Meet The Performers

Chicago Symphony Orchestra - Woodwinds - Flute

Mathieu Dufour

Flute
Principal Flute
The Erika and Dietrich M. Gross Chair

Mathieu Dufour is principal flute of the Chicago Symphony Orchestra, a position he has held since 1999. Before coming to Chicago, he was principal flute solo of the Paris National Opera Orchestra from 1996 to 1999. Prior to his appointment there, he served as principal flute solo of the Orchestra National du Capitole de Toulouse for three years.

Dufour began his flute studies at the age of 8 with Madeleine Chassang at the National Regional Conservatory in his hometown of Paris, France. At the age of 14, he was awarded the school’s gold medal by unanimous vote. He subsequently studied with Maxence Larrieu at the National Conservatory of Music in Lyon, where he was unanimously awarded first prize in 1993.

Additional awards include second prize at the Jean-Pierre Rampal International Flute Competition (1990); third prize at the International Flute Competition in Budapest (1991); and second prize at the International Flute Competition in Kobe, Japan (1997).
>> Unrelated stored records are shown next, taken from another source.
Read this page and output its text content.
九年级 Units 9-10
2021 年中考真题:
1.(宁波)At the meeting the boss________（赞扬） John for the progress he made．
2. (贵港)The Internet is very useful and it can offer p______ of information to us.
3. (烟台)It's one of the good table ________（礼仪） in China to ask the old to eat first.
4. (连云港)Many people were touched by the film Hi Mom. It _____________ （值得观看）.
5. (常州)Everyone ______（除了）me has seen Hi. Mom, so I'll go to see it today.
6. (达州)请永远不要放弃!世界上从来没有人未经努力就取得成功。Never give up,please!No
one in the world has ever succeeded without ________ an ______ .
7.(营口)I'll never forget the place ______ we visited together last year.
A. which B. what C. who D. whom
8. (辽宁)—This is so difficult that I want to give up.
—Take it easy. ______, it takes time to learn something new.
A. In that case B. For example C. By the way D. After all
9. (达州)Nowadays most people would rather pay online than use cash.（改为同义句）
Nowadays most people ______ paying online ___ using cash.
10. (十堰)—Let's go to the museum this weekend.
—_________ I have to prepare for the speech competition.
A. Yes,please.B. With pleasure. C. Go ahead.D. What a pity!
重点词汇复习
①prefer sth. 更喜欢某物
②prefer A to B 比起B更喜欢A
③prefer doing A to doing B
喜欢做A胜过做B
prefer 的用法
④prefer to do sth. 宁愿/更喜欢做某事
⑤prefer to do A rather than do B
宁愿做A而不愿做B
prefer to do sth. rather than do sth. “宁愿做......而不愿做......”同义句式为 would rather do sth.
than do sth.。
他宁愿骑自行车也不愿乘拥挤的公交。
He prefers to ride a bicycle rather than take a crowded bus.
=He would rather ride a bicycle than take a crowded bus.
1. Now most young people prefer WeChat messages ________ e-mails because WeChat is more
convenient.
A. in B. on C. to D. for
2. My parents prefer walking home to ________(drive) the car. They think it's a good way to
Dufour frequently appears as soloist in recitals and concerts around the world. He made his Carnegie Hall and Lucerne Festival debuts as soloist with the Chicago Symphony under Daniel Barenboim in 2002, and he also has performed under conductors Pierre Boulez and Christoph Eschenbach, among others. In January 2010, he appeared as soloist with the Orchestra and Boulez in Marc-André Dalbavie’s Flute Concerto. He is in demand as a coach and teacher and has led master classes in Canada, Japan, Europe and the United States. As a member of the Georges Cziffra and Juventus foundations, Dufour gave many recitals and concerts as part of their Young European Soloists Ensemble.

Dufour’s discography includes a solo recital of sonatas by Prokofiev, Martinů and Hindemith; Poulenc’s complete chamber music; and the complete works for flute by Roussel.

September 2012

This biography is based on information provided by the artist, ensemble or representatives thereof and may only be as current as the artist’s or ensemble’s most recent performance at Symphony Center.